A toy rocket is shot upward into the air from an initial height of 1/2 meter above the ground with an initial velocity of 19.6 meters per second. The formula for the vertical motion of an object is h(t)=1/2at^2+vt+s where the gravitational constant, a, is -9.8 meters per second squared, v is the initial velocity, s is the initial height, and h(t) is the height in meters modeled as a function of time, t. Due to a malfunction, the toy rocket explodes when it reaches maximum height. How high above the ground is the toy rocket when it explodes?
To find the maximum height reached by the toy rocket before it explodes, we need to first find the time it takes for the rocket to reach its maximum height.
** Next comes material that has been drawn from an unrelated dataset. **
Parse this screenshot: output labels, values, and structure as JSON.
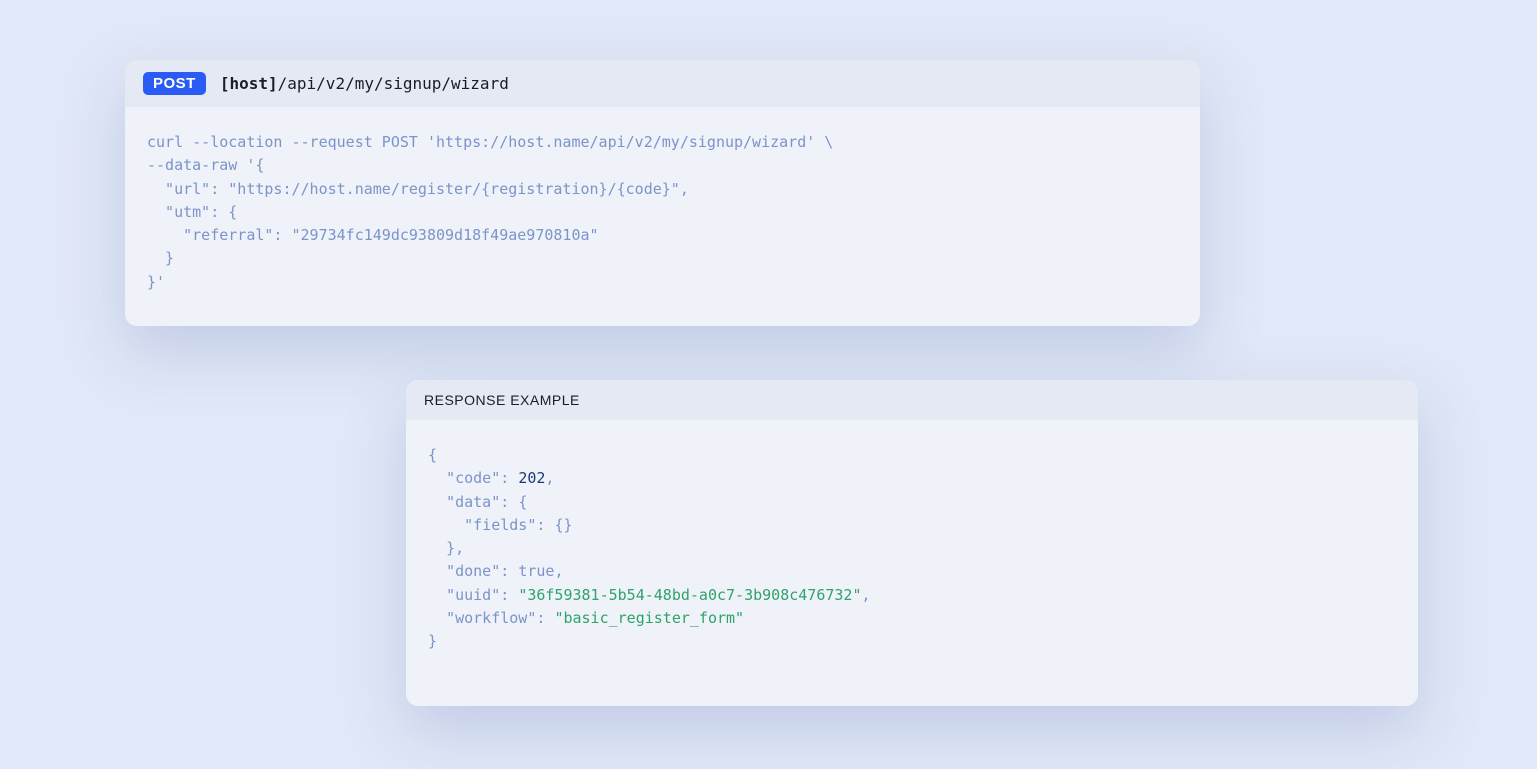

At the maximum height, the vertical velocity of the rocket is 0 m/s (since the rocket momentarily stops before falling back down). We can use the formula for velocity to find the time it takes for the rocket to reach this point:
v = at + v
0 = -9.8t + 19.6
9.8t = 19.6
t = 2 seconds
Now that we have found the time it takes for the rocket to reach its maximum height, we can substitute this value back into the formula for height to find the maximum height reached by the rocket:
h(2) = 1/2(-9.8)(2)^2 + 19.6(2) + 0.5
h(2) = -19.6 + 39.2 + 0.5
h(2) = 20.1 meters
Therefore, the toy rocket is 20.1 meters above the ground when it explodes.